Débat dans la CGT
Bonjour,
hier après-midi réunion des militants du 92 pour faire le point du mouvement et envisager la suite, au-delà de la manifestation du 6 novembre.
Entre autre, un débat intéressant et portant sur des questions importantes qui concernent de fait les orientations et la stratégie confédérale dite de "syndicalisme rassemblé" que
l'actuel mouvement et les questions qu'il soulève vient télescoper.
Pour les uns c'est l'unité syndicale qui explique l'ampleur du mouvement et il convient à tout prix de la conserver et ceux-là sont mal à l'aise avec des initiatives propres à la CGT et en
toute circonstance, même quand c'est la CGT seule qui prend une initiative ils recherchent l'approbation et l'accord des autres centrales. Avançant implicitement l'idée que tout cavalier seul et
toute critique publique de l'attitude et de l'orientation des autres centrales mène à la division et à l'affaiblissement de la lutte. Le discrédit de n'importe quelle organisation syndicale (la
CFDT par exemple) se retirant de la lutte, rejaillissant sur l'ensemble des organisations syndicales.

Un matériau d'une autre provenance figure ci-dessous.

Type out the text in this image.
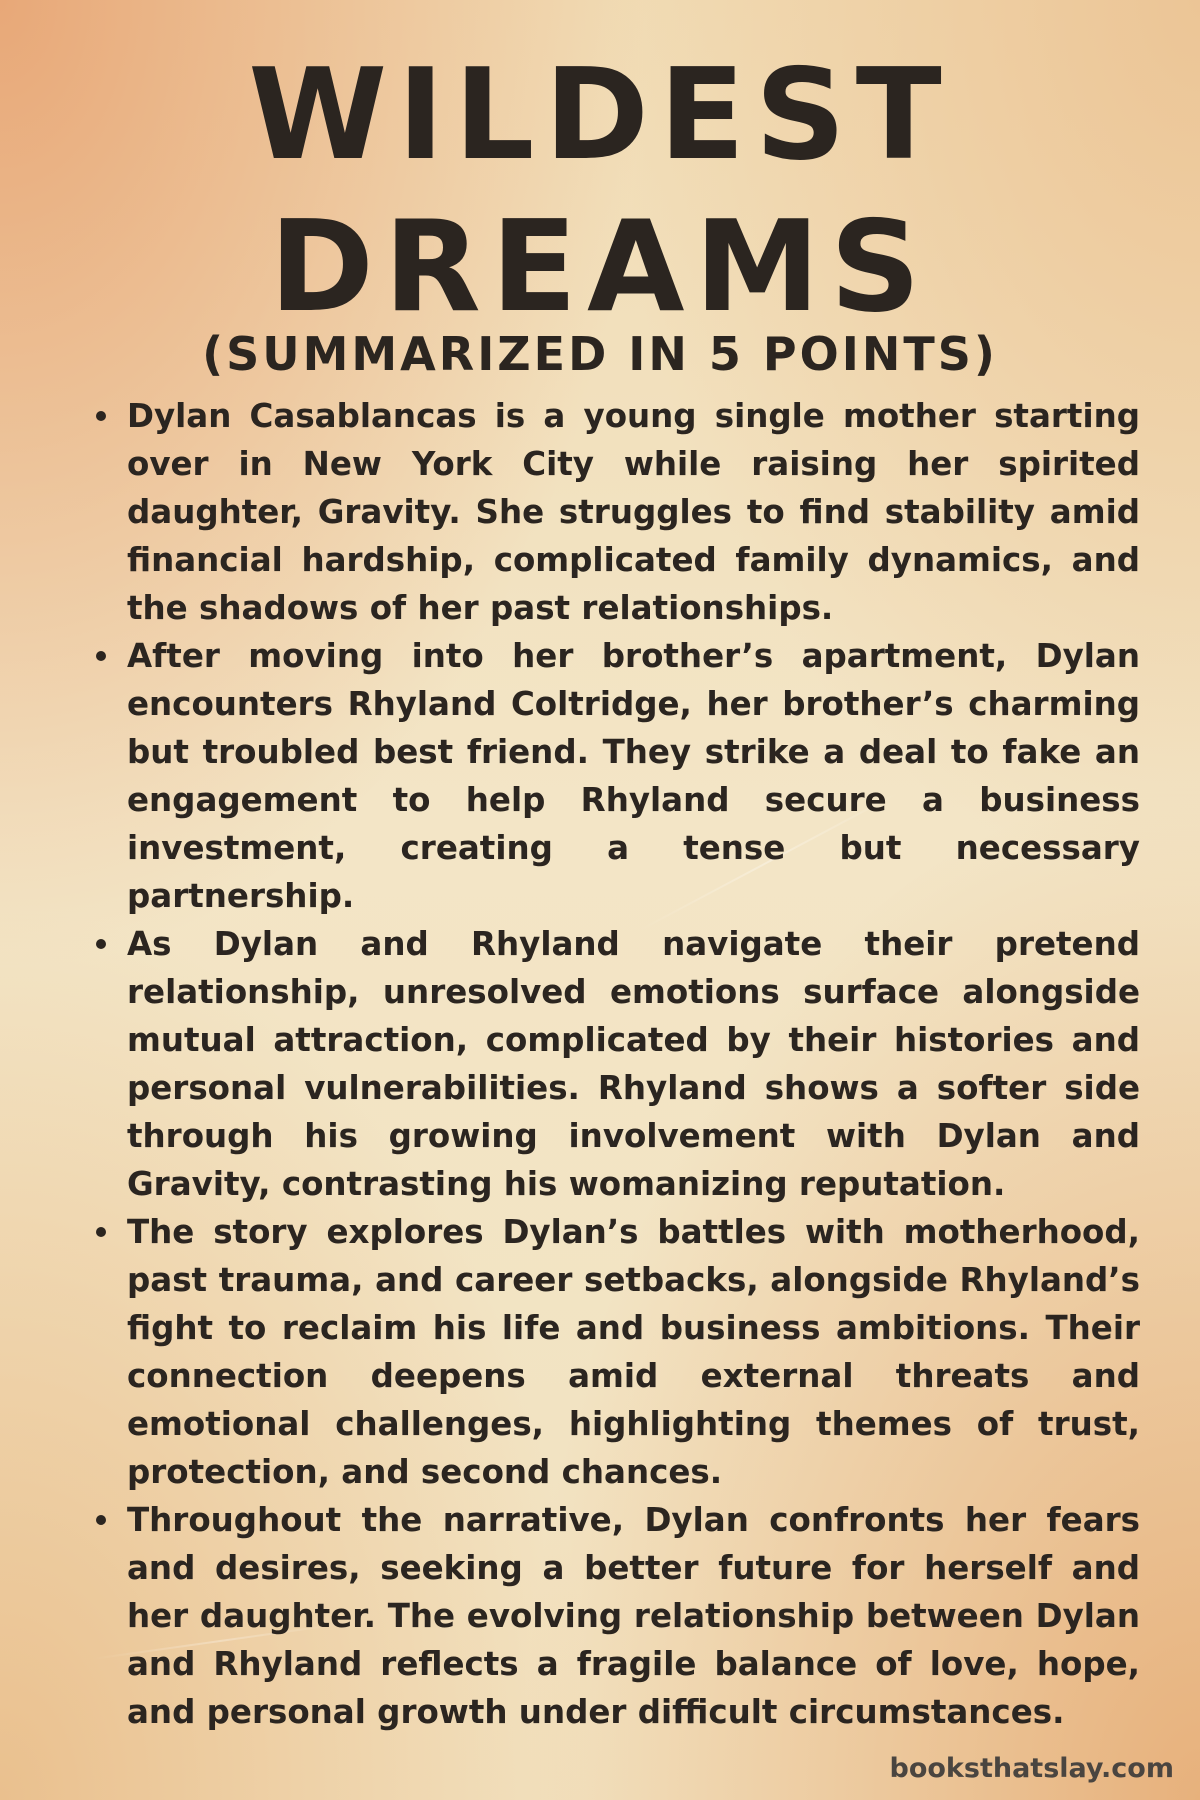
WILDEST
DREAMS
(SUMMARIZED IN 5 POINTS)
Dylan Casablancas is a young single mother starting over in New York City while raising her spirited daughter, Gravity. She struggles to find stability amid financial hardship, complicated family dynamics, and the shadows of her past relationships.
After moving into her brother’s apartment, Dylan encounters Rhyland Coltridge, her brother’s charming but troubled best friend. They strike a deal to fake an engagement to help Rhyland secure a business investment, creating a tense but necessary partnership.
As Dylan and Rhyland navigate their pretend relationship, unresolved emotions surface alongside mutual attraction, complicated by their histories and personal vulnerabilities. Rhyland shows a softer side through his growing involvement with Dylan and Gravity, contrasting his womanizing reputation.
The story explores Dylan’s battles with motherhood, past trauma, and career setbacks, alongside Rhyland’s fight to reclaim his life and business ambitions. Their connection deepens amid external threats and emotional challenges, highlighting themes of trust, protection, and second chances.
Throughout the narrative, Dylan confronts her fears and desires, seeking a better future for herself and her daughter. The evolving relationship between Dylan and Rhyland reflects a fragile balance of love, hope, and personal growth under difficult circumstances.
booksthatslay.com
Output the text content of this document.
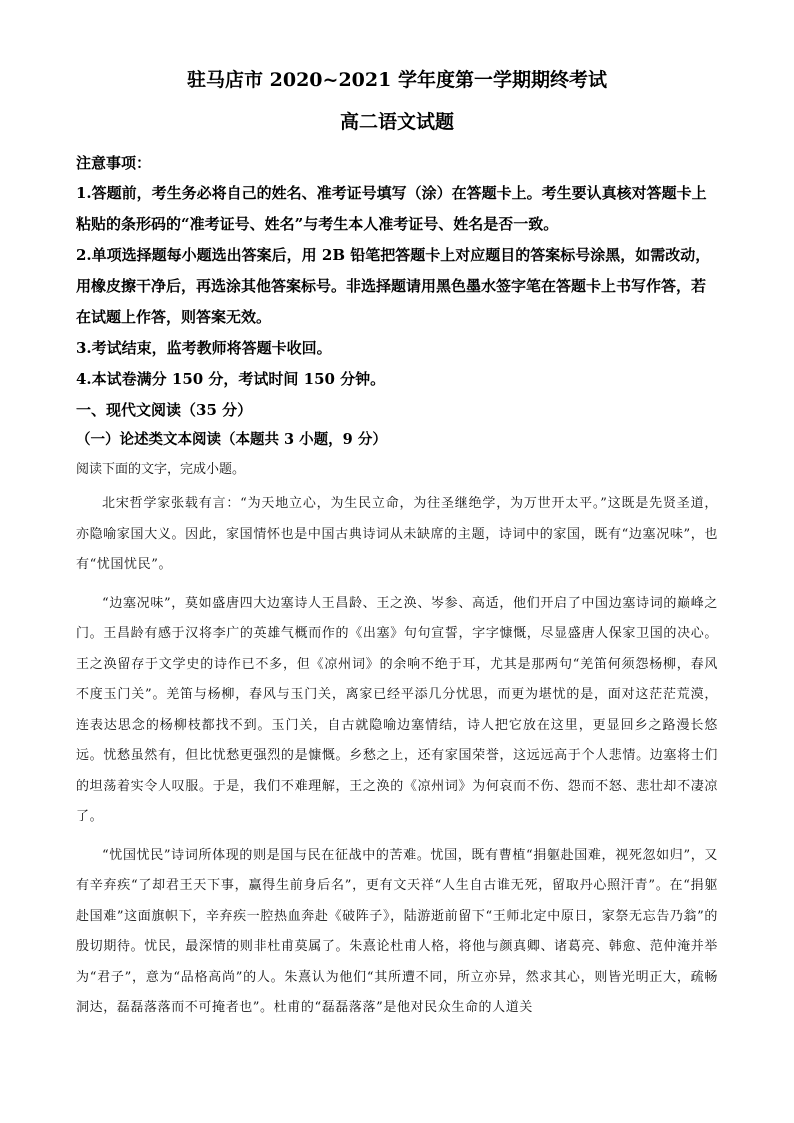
驻马店市 2020~2021 学年度第一学期期终考试

高二语文试题

注意事项：

1.答题前，考生务必将自己的姓名、准考证号填写（涂）在答题卡上。考生要认真核对答题卡上粘贴的条形码的“准考证号、姓名”与考生本人准考证号、姓名是否一致。

2.单项选择题每小题选出答案后，用 2B 铅笔把答题卡上对应题目的答案标号涂黑，如需改动，用橡皮擦干净后，再选涂其他答案标号。非选择题请用黑色墨水签字笔在答题卡上书写作答，若在试题上作答，则答案无效。

3.考试结束，监考教师将答题卡收回。

4.本试卷满分 150 分，考试时间 150 分钟。

一、现代文阅读（35 分）

（一）论述类文本阅读（本题共 3 小题，9 分）

阅读下面的文字，完成小题。

北宋哲学家张载有言：“为天地立心，为生民立命，为往圣继绝学，为万世开太平。”这既是先贤圣道，亦隐喻家国大义。因此，家国情怀也是中国古典诗词从未缺席的主题，诗词中的家国，既有“边塞况味”，也有“忧国忧民”。

“边塞况味”，莫如盛唐四大边塞诗人王昌龄、王之涣、岑参、高适，他们开启了中国边塞诗词的巅峰之门。王昌龄有感于汉将李广的英雄气概而作的《出塞》句句宣誓，字字慷慨，尽显盛唐人保家卫国的决心。王之涣留存于文学史的诗作已不多，但《凉州词》的余响不绝于耳，尤其是那两句“羌笛何须怨杨柳，春风不度玉门关”。羌笛与杨柳，春风与玉门关，离家已经平添几分忧思，而更为堪忧的是，面对这茫茫荒漠，连表达思念的杨柳枝都找不到。玉门关，自古就隐喻边塞情结，诗人把它放在这里，更显回乡之路漫长悠远。忧愁虽然有，但比忧愁更强烈的是慷慨。乡愁之上，还有家国荣誉，这远远高于个人悲情。边塞将士们的坦荡着实令人叹服。于是，我们不难理解，王之涣的《凉州词》为何哀而不伤、怨而不怒、悲壮却不凄凉了。

“忧国忧民”诗词所体现的则是国与民在征战中的苦难。忧国，既有曹植“捐躯赴国难，视死忽如归”，又有辛弃疾“了却君王天下事，赢得生前身后名”，更有文天祥“人生自古谁无死，留取丹心照汗青”。在“捐躯赴国难”这面旗帜下，辛弃疾一腔热血奔赴《破阵子》，陆游逝前留下“王师北定中原日，家祭无忘告乃翁”的殷切期待。忧民，最深情的则非杜甫莫属了。朱熹论杜甫人格，将他与颜真卿、诸葛亮、韩愈、范仲淹并举为“君子”，意为“品格高尚”的人。朱熹认为他们“其所遭不同，所立亦异，然求其心，则皆光明正大，疏畅洞达，磊磊落落而不可掩者也”。杜甫的“磊磊落落”是他对民众生命的人道关
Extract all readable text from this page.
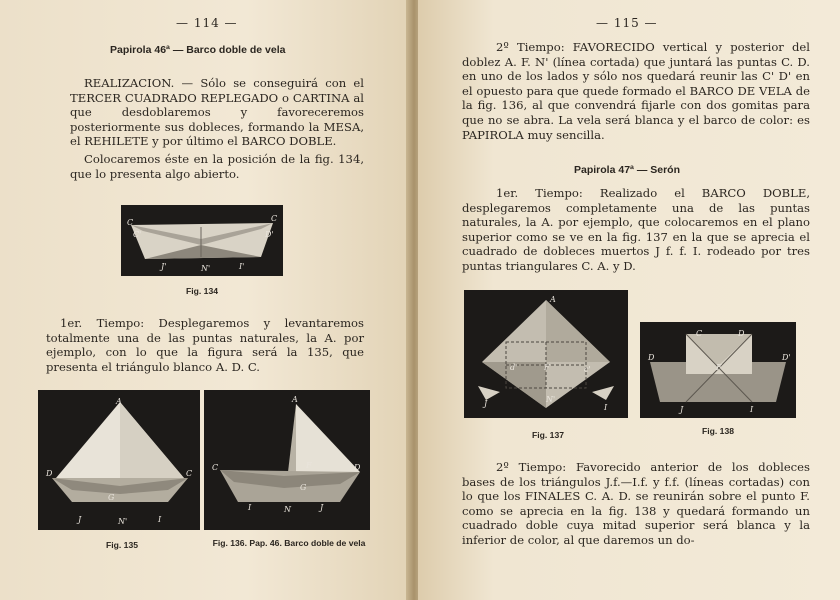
— 114 —
Papirola 46ª — Barco doble de vela

REALIZACION. — Sólo se conseguirá con el TERCER CUADRADO REPLEGADO o CARTINA al que desdoblaremos y favoreceremos posteriormente sus dobleces, formando la MESA, el REHILETE y por último el BARCO DOBLE.

Colocaremos éste en la posición de la fig. 134, que lo presenta algo abierto.

C
C'
C
D'
J'	N'	I'
Fig. 134

1er. Tiempo: Desplegaremos y levantaremos totalmente una de las puntas naturales, la A. por ejemplo, con lo que la figura será la 135, que presenta el triángulo blanco A. D. C.

A
D	C
G
J	N'	I
Fig. 135
A
C	F
G
D
I	N	J
Fig. 136. Pap. 46. Barco doble de vela
— 115 —

2º Tiempo: FAVORECIDO vertical y posterior del doblez A. F. N' (línea cortada) que juntará las puntas C. D. en uno de los lados y sólo nos quedará reunir las C' D' en el opuesto para que quede formado el BARCO DE VELA de la fig. 136, al que convendrá fijarle con dos gomitas para que no se abra. La vela será blanca y el barco de color: es PAPIROLA muy sencilla.

Papirola 47ª — Serón

1er. Tiempo: Realizado el BARCO DOBLE, desplegaremos completamente una de las puntas naturales, la A. por ejemplo, que colocaremos en el plano superior como se ve en la fig. 137 en la que se aprecia el cuadrado de dobleces muertos J f. f. I. rodeado por tres puntas triangulares C. A. y D.

A
d'	F	c'
J	N'
I
Fig. 137
C	D
D	D'
F
J	I
Fig. 138

2º Tiempo: Favorecido anterior de los dobleces bases de los triángulos J.f.—I.f. y f.f. (líneas cortadas) con lo que los FINALES C. A. D. se reunirán sobre el punto F. como se aprecia en la fig. 138 y quedará formando un cuadrado doble cuya mitad superior será blanca y la inferior de color, al que daremos un do-
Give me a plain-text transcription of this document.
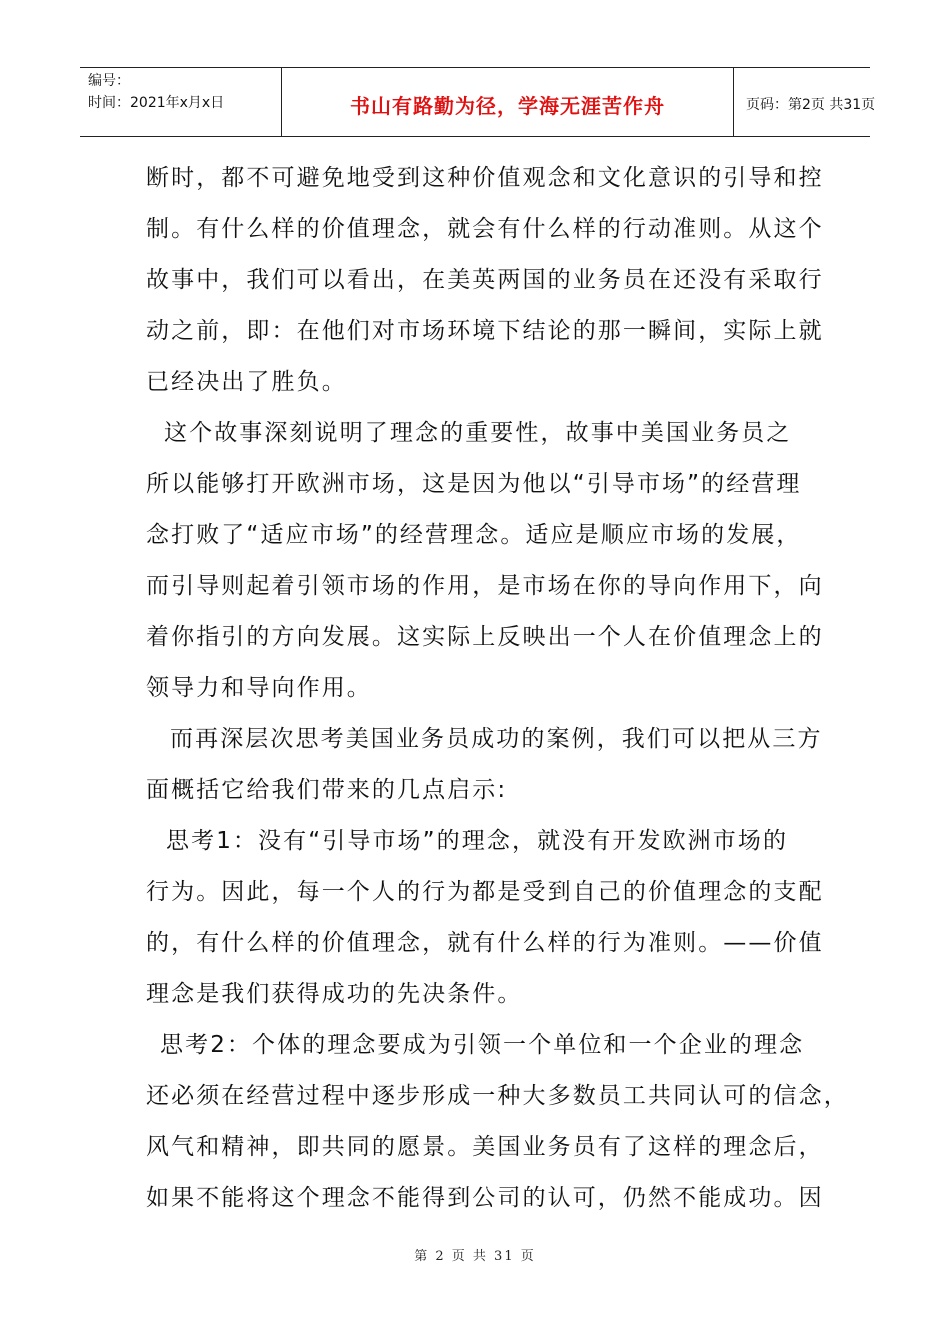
编号：
时间：2021年x月x日	书山有路勤为径，学海无涯苦作舟	页码：第2页 共31页
断时，都不可避免地受到这种价值观念和文化意识的引导和控
制。有什么样的价值理念，就会有什么样的行动准则。从这个
故事中，我们可以看出，在美英两国的业务员在还没有采取行
动之前，即：在他们对市场环境下结论的那一瞬间，实际上就
已经决出了胜负。
这个故事深刻说明了理念的重要性，故事中美国业务员之
所以能够打开欧洲市场，这是因为他以“引导市场”的经营理
念打败了“适应市场”的经营理念。适应是顺应市场的发展，
而引导则起着引领市场的作用，是市场在你的导向作用下，向
着你指引的方向发展。这实际上反映出一个人在价值理念上的
领导力和导向作用。
而再深层次思考美国业务员成功的案例，我们可以把从三方
面概括它给我们带来的几点启示:
思考1：没有“引导市场”的理念，就没有开发欧洲市场的
行为。因此，每一个人的行为都是受到自己的价值理念的支配
的，有什么样的价值理念，就有什么样的行为准则。——价值
理念是我们获得成功的先决条件。
思考2：个体的理念要成为引领一个单位和一个企业的理念
还必须在经营过程中逐步形成一种大多数员工共同认可的信念，
风气和精神，即共同的愿景。美国业务员有了这样的理念后，
如果不能将这个理念不能得到公司的认可，仍然不能成功。因
第 2 页 共 31 页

Pour les autres (qui me semblent de plus en plus majoritaires) la CGT ne doit pas hésiter à faire état publiquement de ses orientations et de prendre des initiatives en tant que telle, même si
elle n'est pas suivie par les autres.
Deux conceptions donc.
En apparence une unitaire et l'autre n'hésitant pas à faire cavalier seul.
En réalité DEUX CONCEPTIONS DE L'UNITE.
La première au fond est une conception de l'unité de SOMMET, d'états major avec l'inconvénient majeur de taire les divergences et de ne pas tenir informés les salariés et l'opinion en
général des options de orientations de chacun.
Par exemple derrière le "tous d'accord contre Sarko, tous ensemble", de masquer et de couvrir le fait que sur les retraites, ET la direction de la CFDT ET la direction des Verts et du PS sont
résolument pour la prise en compte de l'allongement de la durée de vie dans les réformes et par conséquent qu'ils sont d'accords avec le mortel allongement de la durée des cotisations (41,5
années, 42 ...)!
Et que sur les implacables plans de rigueur qui se préparent (ou se mettent en œuvre) partout en Europe ils sont d'accord avec, sous "condition" qu'ils soient "justes" : "Soyez
justes messieurs les bourreaux autrement l'opinion n'acceptera pas et ça ne passera pas!"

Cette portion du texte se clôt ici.